New York City looks over potential bookrunners.

New York City has begun interviewing candidates to serve as senior manager on two major upcoming issues, after reaching a compromise earlier this week on the selection of financial advisers for the deals.

City officials said the existing slate of seven rotating senior managers selected last year by the Dinkins Administration is being used to select underwriters for the two upcoming deals: a $750 million to $1 billion revenue anticipation note sale and a $225 million bond refunding.

Both issues are expected to be sold next month, according to city officials.

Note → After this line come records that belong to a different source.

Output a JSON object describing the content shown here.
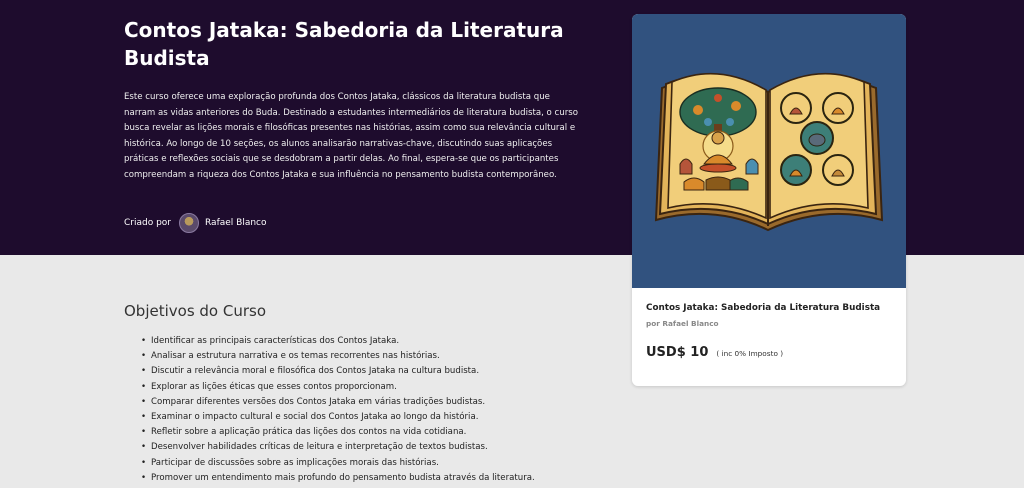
{
  "course": {
    "title": "Contos Jataka: Sabedoria da Literatura Budista",
    "description": "Este curso oferece uma exploração profunda dos Contos Jataka, clássicos da literatura budista que narram as vidas anteriores do Buda. Destinado a estudantes intermediários de literatura budista, o curso busca revelar as lições morais e filosóficas presentes nas histórias, assim como sua relevância cultural e histórica. Ao longo de 10 seções, os alunos analisarão narrativas-chave, discutindo suas aplicações práticas e reflexões sociais que se desdobram a partir delas. Ao final, espera-se que os participantes compreendam a riqueza dos Contos Jataka e sua influência no pensamento budista contemporâneo.",
    "created_by_label": "Criado por",
    "author": "Rafael Blanco"
  },
  "objectives": {
    "title": "Objetivos do Curso",
    "items": [
      "Identificar as principais características dos Contos Jataka.",
      "Analisar a estrutura narrativa e os temas recorrentes nas histórias.",
      "Discutir a relevância moral e filosófica dos Contos Jataka na cultura budista.",
      "Explorar as lições éticas que esses contos proporcionam.",
      "Comparar diferentes versões dos Contos Jataka em várias tradições budistas.",
      "Examinar o impacto cultural e social dos Contos Jataka ao longo da história.",
      "Refletir sobre a aplicação prática das lições dos contos na vida cotidiana.",
      "Desenvolver habilidades críticas de leitura e interpretação de textos budistas.",
      "Participar de discussões sobre as implicações morais das histórias.",
      "Promover um entendimento mais profundo do pensamento budista através da literatura."
    ]
  },
  "card": {
    "title": "Contos Jataka: Sabedoria da Literatura Budista",
    "author": "por Rafael Blanco",
    "price": "USD$ 10",
    "tax_note": "( inc 0% Imposto )"
  },
  "colors": {
    "hero_bg": "#1e0c2d",
    "page_bg": "#e9e9e9",
    "card_image_bg": "#31527f"
  },
  "icons": {
    "cover": "open-book-buddha-illustration",
    "avatar": "author-avatar"
  }
}
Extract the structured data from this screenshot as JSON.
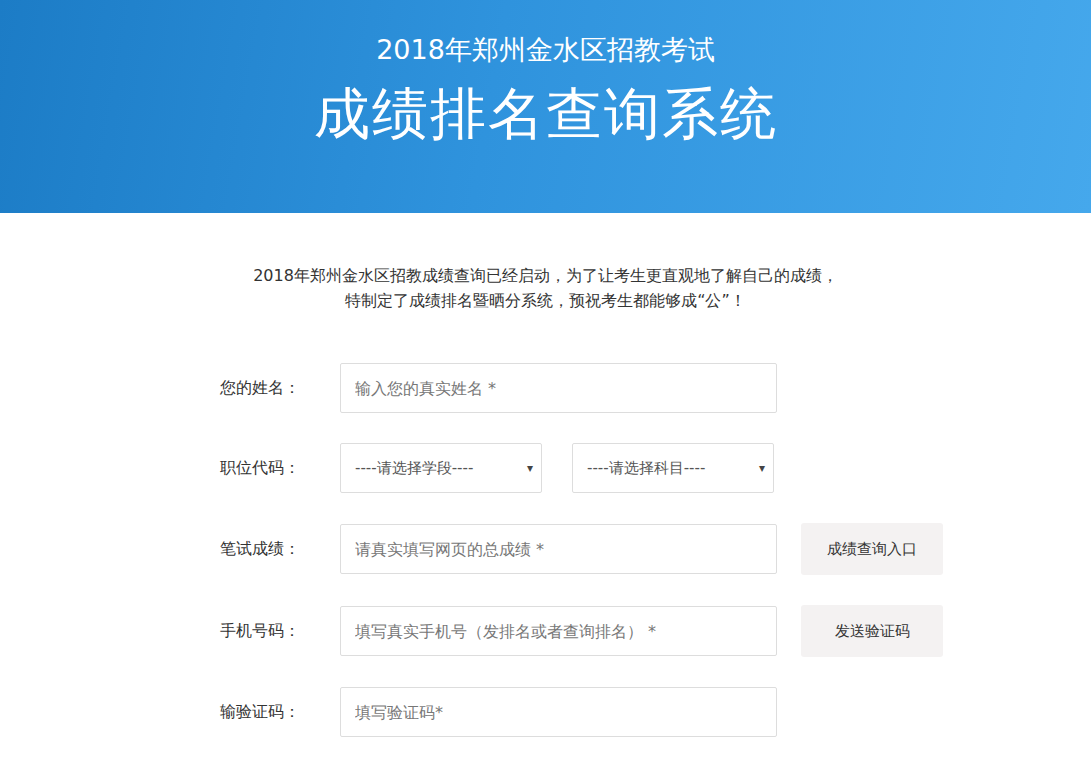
{
  "header": {
    "subtitle": "2018年郑州金水区招教考试",
    "title": "成绩排名查询系统"
  },
  "intro": [
    "2018年郑州金水区招教成绩查询已经启动，为了让考生更直观地了解自己的成绩，",
    "特制定了成绩排名暨晒分系统，预祝考生都能够成“公”！"
  ],
  "fields": [
    {
      "label": "您的姓名：",
      "kind": "input",
      "placeholder": "输入您的真实姓名 *",
      "button": "",
      "selects": []
    },
    {
      "label": "职位代码：",
      "kind": "selects",
      "placeholder": "",
      "button": "",
      "selects": [
        {
          "placeholder": "----请选择学段----",
          "arrow": "▾"
        },
        {
          "placeholder": "----请选择科目----",
          "arrow": "▾"
        }
      ]
    },
    {
      "label": "笔试成绩：",
      "kind": "input",
      "placeholder": "请真实填写网页的总成绩 *",
      "button": "成绩查询入口",
      "selects": []
    },
    {
      "label": "手机号码：",
      "kind": "input",
      "placeholder": "填写真实手机号（发排名或者查询排名） *",
      "button": "发送验证码",
      "selects": []
    },
    {
      "label": "输验证码：",
      "kind": "input",
      "placeholder": "填写验证码*",
      "button": "",
      "selects": []
    }
  ]
}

The process has been held up for the past several weeks as the city comptroller, Alan Hevesi,. wrangled with Mayor Rudolph Giuliani over whether the city needs two financial advisers or one.

Hevesi argued that the current arrangement, in which both Public Resources Advisory Group and P.G. Corbin & Co. serve as advisers, should be continued. The mayor, citing cost considerations, argued that the city could get by with just one firm, Public Resources.

In an apparent compromise reached Monday, Giuliani said the city would use both Public Resources and P.G. Corbin for the two upcoming deals. After three months, however, the arrangement will be reviewed, city officials said.

The compromise was key to getting the two deals to market in time to beat deadlines created by the need to generate about $225 million in budget relief that the mayor is counting on from the refunding.

The seven-member rotating syndicate members that are interviewing for the new slots are Bear Stearns & Co., CS First Boston, Goldman, Sachs & Co., J.P. Morgan Securities, Lehman Brothers, Merrill Lynch & Co., and Prudential Securities Inc.